- Theatrical release poster for Part 1
- Kanji: 劇場版 はいからさんが通る
- Revised Hepburn: Gekijōban Haikara-san ga Tōru
- Directed by: Kazuhiro Furuhashi (Part 1); Seimei Kidokoro (Part 2);
- Screenplay by: Kazuhiro Furuhashi
- Based on: Haikara-San: Here Comes Miss Modern by Waki Yamato
- Produced by: Akio Matsuda; Chitose Kawazoe; Takashu Inoue;
- Starring: Saori Hayami; Mamoru Miyano;
- Cinematography: Takeo Ogiwara
- Edited by: Ayako Tan
- Music by: Michiru Ōshima
- Production company: Nippon Animation
- Distributed by: Warner Bros. Japan
- Release dates: November 11, 2017 (Part 1); October 19, 2018 (Part 2);
- Running time: 97 minutes (Part 1); 105 minutes (Part 2);
- Country: Japan
- Language: Japanese

= Haikara-San: Here Comes Miss Modern (film) =

Two-part film by Kazuhiro Furuhashu and Seimei Kidokoro

 is a Japanese two-part animated romance film based on a manga series of the a same title written and illustrated by Waki Yamato. Part 1 was directed by Kazuhiro Furuhashi and Part 2 by Seimei Kidokoro, while both films were written by Furuhashi, produced by Nippon Animation, and distributed by Warner Bros. Japan. The two-part film stars the voices of Saori Hayami and Mamoru Miyano. The first film, was released in Japan on November 11, 2017, and the second film, on October 19, 2018.

==Plot==
=== Part One ===
Raised by a single father who is also an army general, Benio is a tomboy with qualities that are deemed not feminine, and proclaims herself to be a modern woman. Her grandmother sets her up in an arranged marriage with an army lieutenant Shinobu Ijuin. Benio strongly believes that women should have the right to choose their own husband and wants a marriage based on love. She makes it her mission to give Shinobu's family a bad impression so that the arranged marriage doesn't go through.
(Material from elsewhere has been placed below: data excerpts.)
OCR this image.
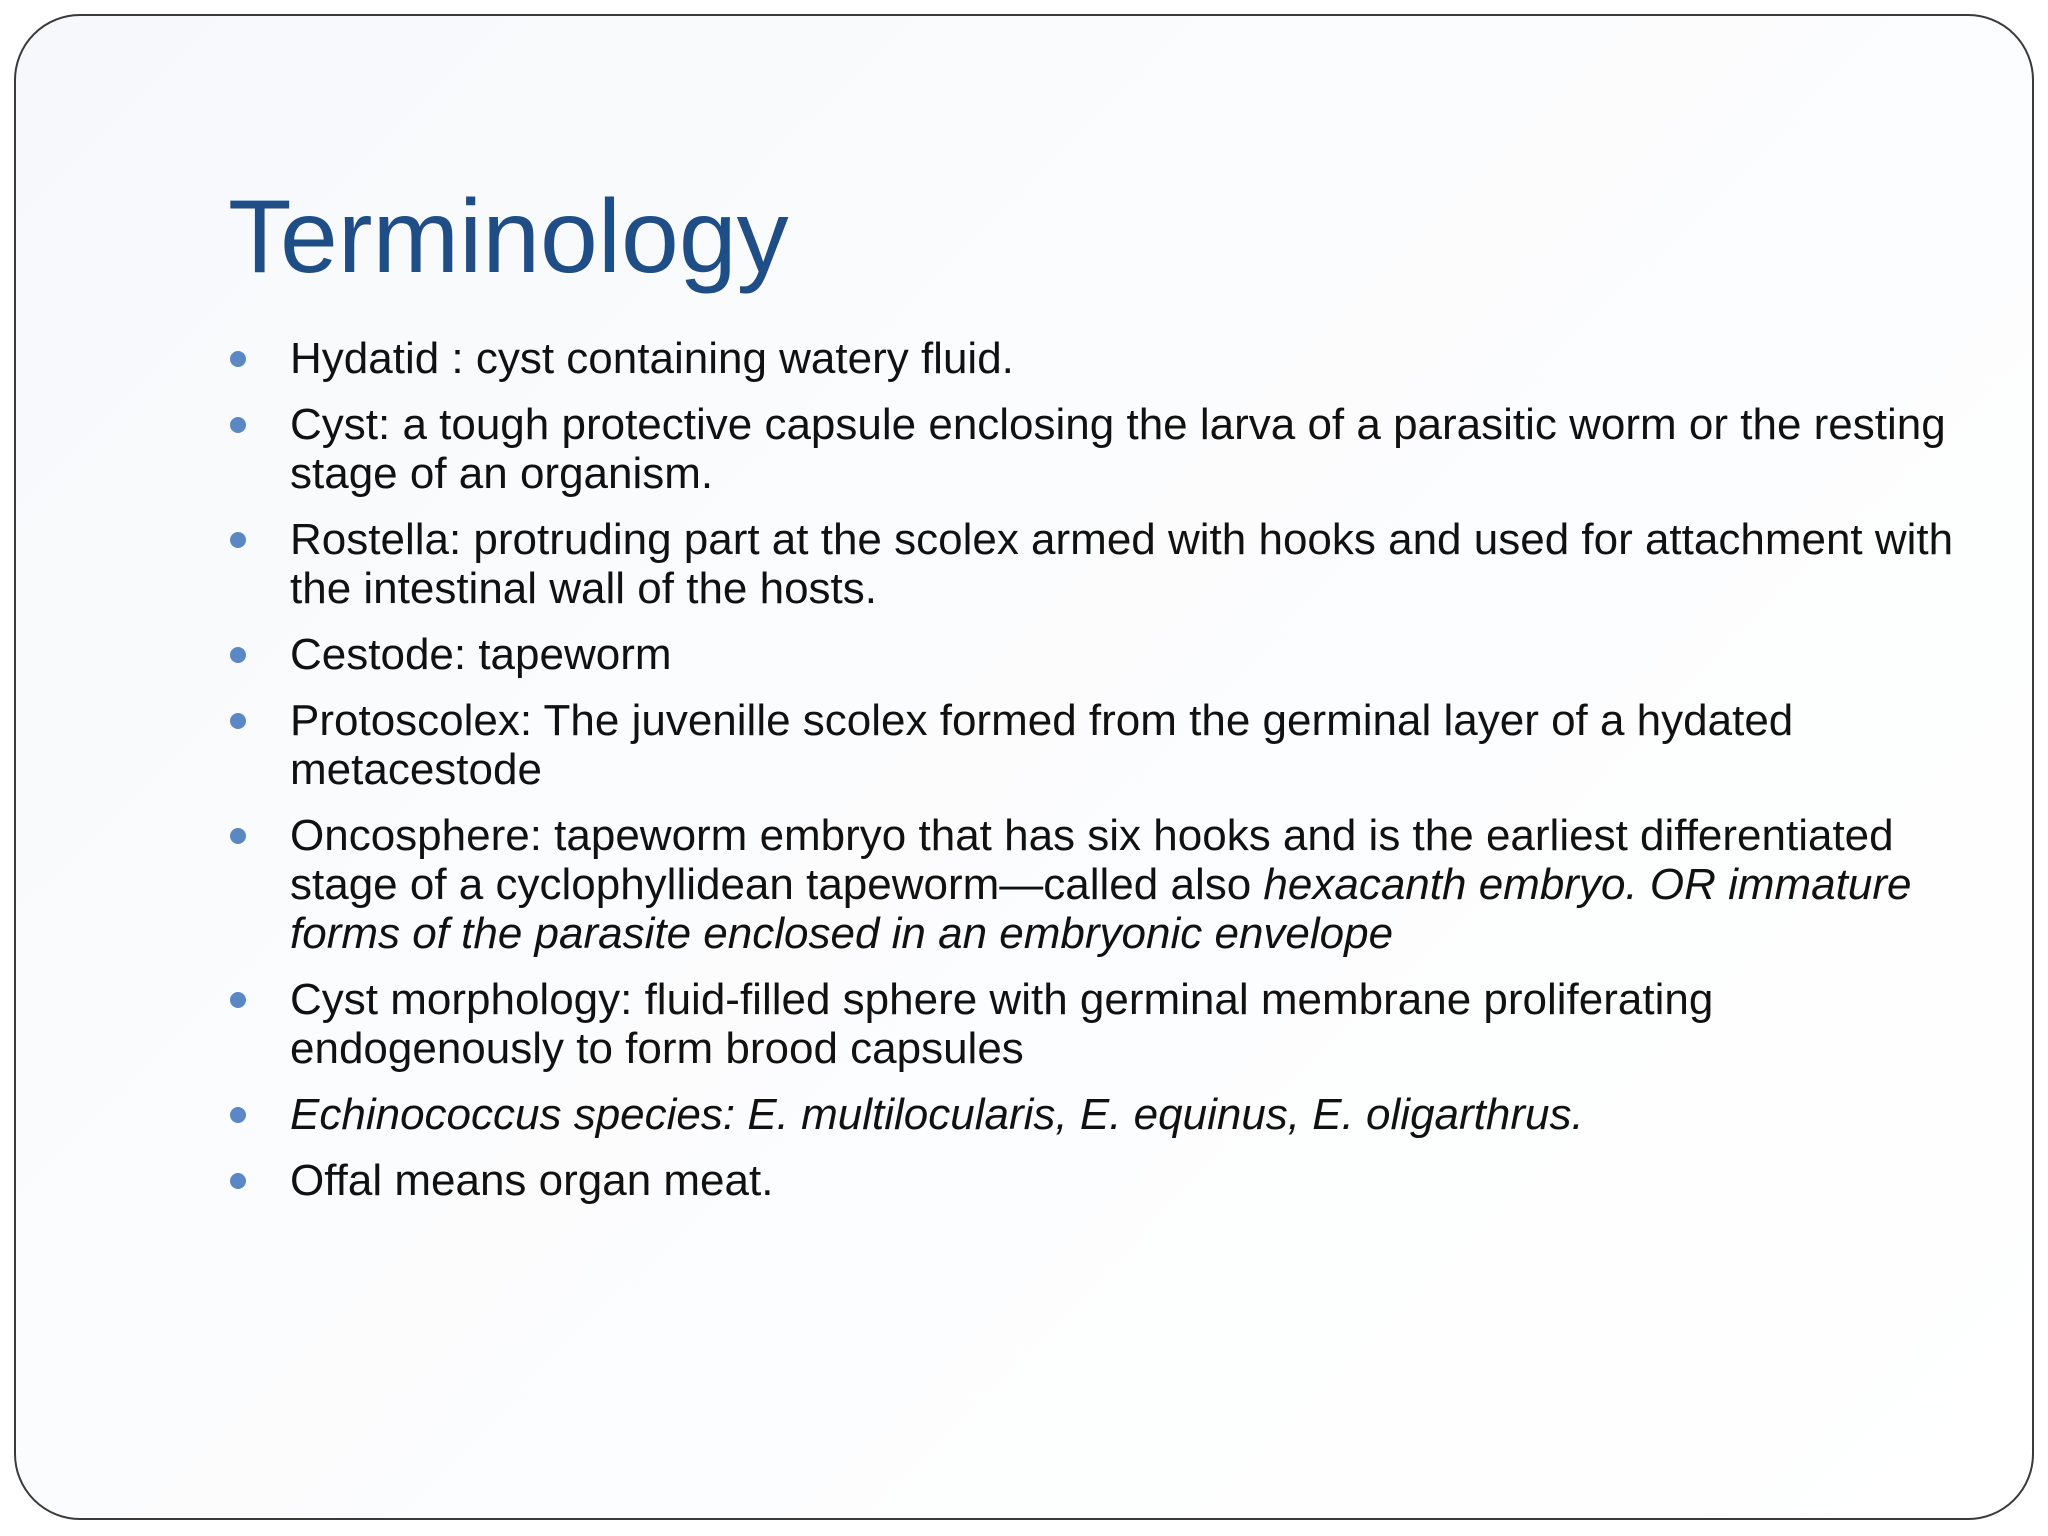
Terminology
Hydatid : cyst containing watery fluid.
Cyst: a tough protective capsule enclosing the larva of a parasitic worm or the resting stage of an organism.
Rostella: protruding part at the scolex armed with hooks and used for attachment with the intestinal wall of the hosts.
Cestode: tapeworm
Protoscolex: The juvenille scolex formed from the germinal layer of a hydated metacestode
Oncosphere: tapeworm embryo that has six hooks and is the earliest differentiated stage of a cyclophyllidean tapeworm—called also hexacanth embryo. OR immature forms of the parasite enclosed in an embryonic envelope
Cyst morphology: fluid-filled sphere with germinal membrane proliferating endogenously to form brood capsules
Echinococcus species: E. multilocularis, E. equinus, E. oligarthrus.
Offal means organ meat.
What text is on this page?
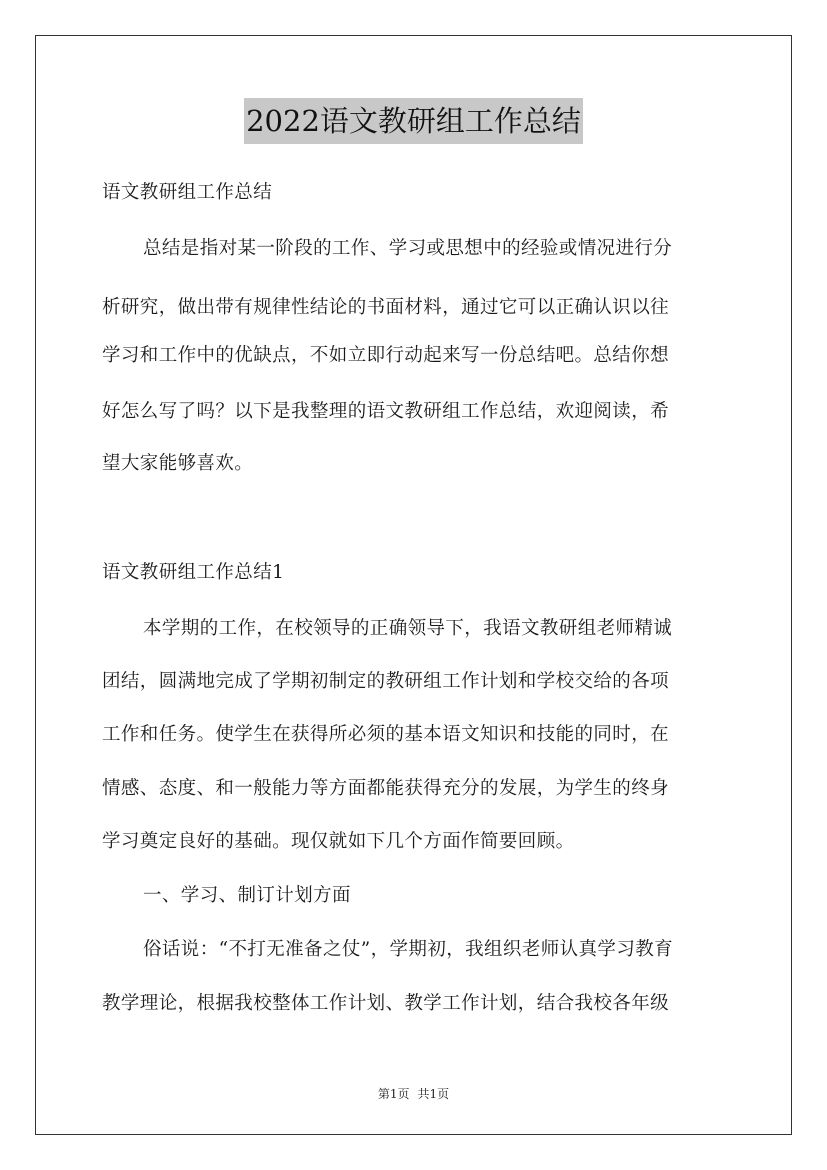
2022语文教研组工作总结
语文教研组工作总结
总结是指对某一阶段的工作、学习或思想中的经验或情况进行分
析研究，做出带有规律性结论的书面材料，通过它可以正确认识以往
学习和工作中的优缺点，不如立即行动起来写一份总结吧。总结你想
好怎么写了吗？以下是我整理的语文教研组工作总结，欢迎阅读，希
望大家能够喜欢。
语文教研组工作总结1
本学期的工作，在校领导的正确领导下，我语文教研组老师精诚
团结，圆满地完成了学期初制定的教研组工作计划和学校交给的各项
工作和任务。使学生在获得所必须的基本语文知识和技能的同时，在
情感、态度、和一般能力等方面都能获得充分的发展，为学生的终身
学习奠定良好的基础。现仅就如下几个方面作简要回顾。
一、学习、制订计划方面
俗话说：“不打无准备之仗”，学期初，我组织老师认真学习教育
教学理论，根据我校整体工作计划、教学工作计划，结合我校各年级
第1页 共1页
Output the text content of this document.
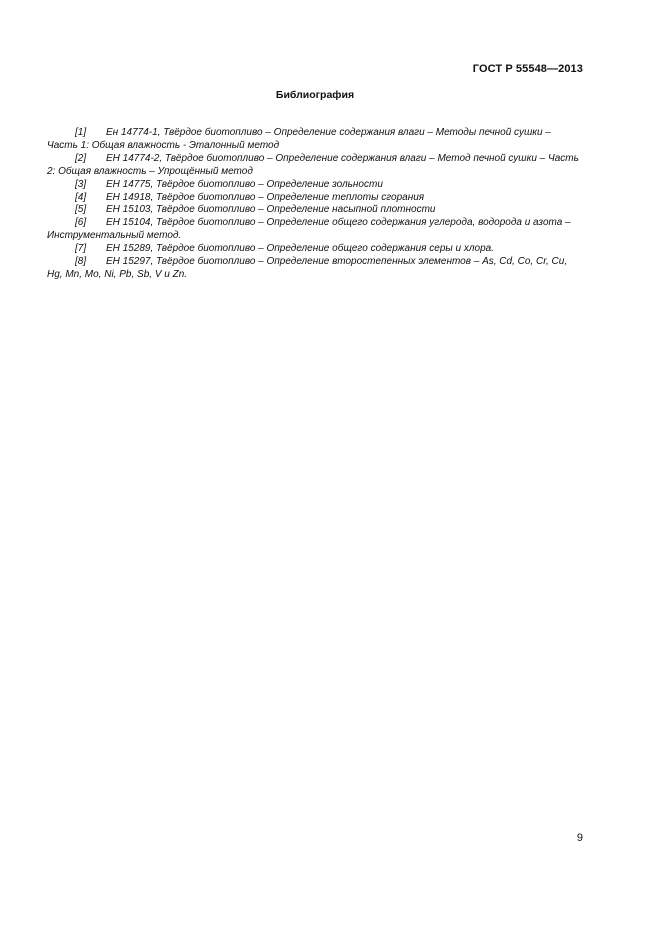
ГОСТ Р 55548—2013
Библиография

[1] Ен 14774-1, Твёрдое биотопливо – Определение содержания влаги – Методы печной сушки – Часть 1: Общая влажность - Эталонный метод

[2] ЕН 14774-2, Твёрдое биотопливо – Определение содержания влаги – Метод печной сушки – Часть 2: Общая влажность – Упрощённый метод

[3] ЕН 14775, Твёрдое биотопливо – Определение зольности

[4] ЕН 14918, Твёрдое биотопливо – Определение теплоты сгорания

[5] ЕН 15103, Твёрдое биотопливо – Определение насыпной плотности

[6] ЕН 15104, Твёрдое биотопливо – Определение общего содержания углерода, водорода и азота – Инструментальный метод.

[7] ЕН 15289, Твёрдое биотопливо – Определение общего содержания серы и хлора.

[8] ЕН 15297, Твёрдое биотопливо – Определение второстепенных элементов – As, Cd, Co, Cr, Cu, Hg, Mn, Mo, Ni, Pb, Sb, V и Zn.

9
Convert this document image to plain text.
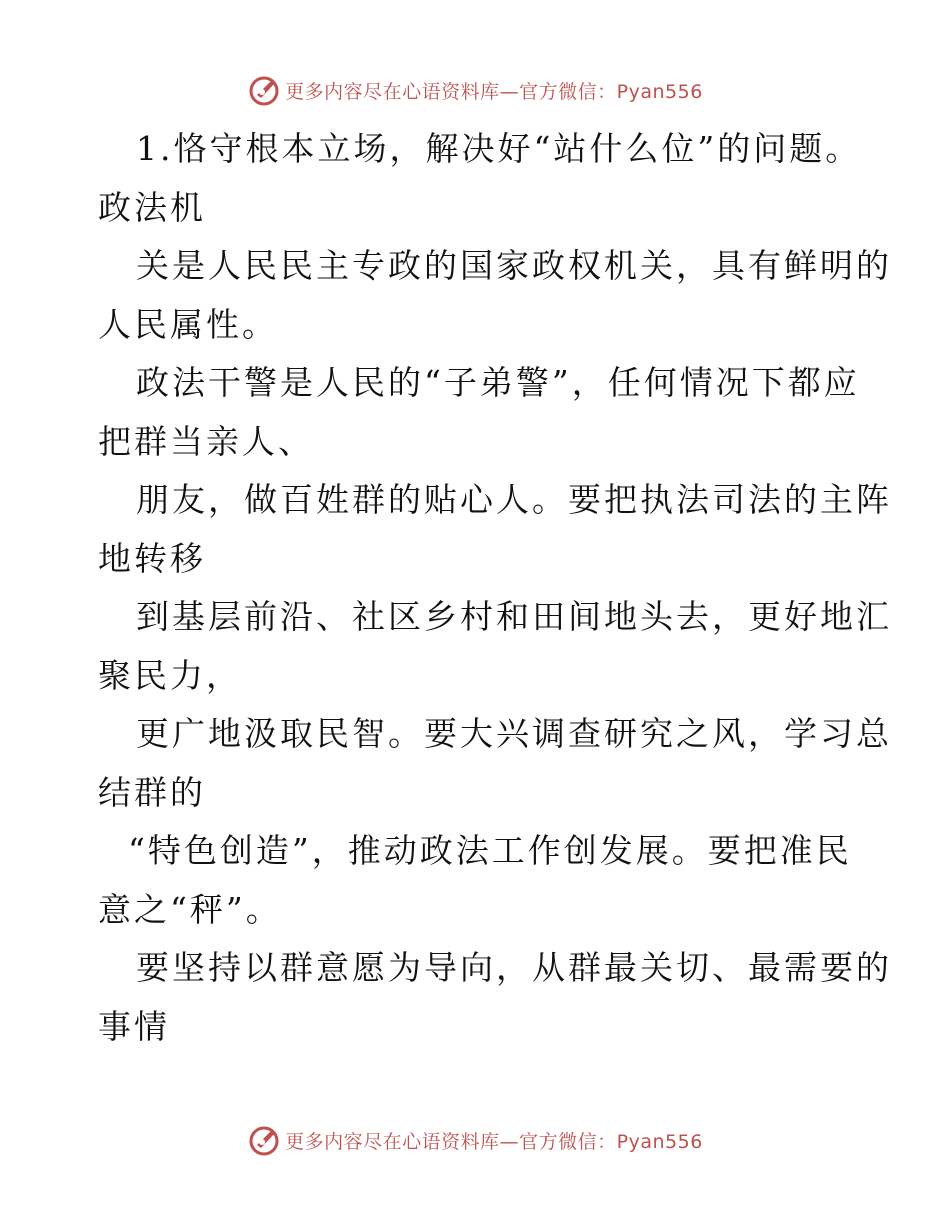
更多内容尽在心语资料库—官方微信：Pyan556
1.恪守根本立场，解决好“站什么位”的问题。
政法机
关是人民民主专政的国家政权机关，具有鲜明的
人民属性。
政法干警是人民的“子弟警”，任何情况下都应
把群当亲人、
朋友，做百姓群的贴心人。要把执法司法的主阵
地转移
到基层前沿、社区乡村和田间地头去，更好地汇
聚民力，
更广地汲取民智。要大兴调查研究之风，学习总
结群的
“特色创造”，推动政法工作创发展。要把准民
意之“秤”。
要坚持以群意愿为导向，从群最关切、最需要的
事情
更多内容尽在心语资料库—官方微信：Pyan556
However, this becomes difficult as she starts falling for Shinobu's charm.

=== Part Two ===
After marrying the head of the military, Benio hears her husband died in Siberia during a war. However, after finding out he's alive and fighting against his home land, Benio starts looking for her first love. Wondering why he didn't return and wanting to welcome him back. Hardships will happen and hearts may be broken, as he might have moved on.

==Voice cast==

| Character | Japanese voice cast | English voice cast |
|---|---|---|
| Benio Hanamura | Saori Hayami | Mimi Torres |
| Shinobu Ijūin | Mamoru Miyano | Robbie Daymond |
| Major Hanamura | Unshō Ishizuka | Bill Rogers |
| Ranmaru Fujieda | Yuki Kaji | Shannon McKain |
| Shingo Onijima | Kazuya Nakai | Kirk Thornton |
| Tamaki Kitajoi | Asami Seto | Cristina Vee |
| Kichijii | Shizuka Itō | TBA |
| Tosei Inoue | Takahiro Sakurai | Keith Silverstein |
| Larissa | Maaya Sakamoto | TBA |

==Production==
It was first announced in November 2016 that an animated film adaptation of Haikara-San: Here Comes Miss Modern written and illustrated by Waki Yamato will be produced as a two-part film. Kazuhiro Furuhashi wrote the screenplay, Terumi Nishii was in charge of the character design, and Michiru Ōshima composed the music. Mitsuko Kase was set to direct the second film, but later was replaced by Seimei Kidokoro for unknown reasons. In July 2018, voice actress and singer Maaya Sakamoto joined the cast for Part 2 as Larissa.

The theme song for both films are performed by Saori Hayami, and written and composed by Mariya Takeuchi. Part 1 is (夢の果てまで, "Yume no Hate Made"), and Part 2 is (新しい朝(あした), "Atarashii Ashita").

==Release==
Part 1 was released in theaters in Japan on November 11, 2017. Eleven Arts released it on home video.

Part 2 was released in theaters in Japan on October 19, 2018. Eleven Arts screened the film in the U.S. on December 17, 2018.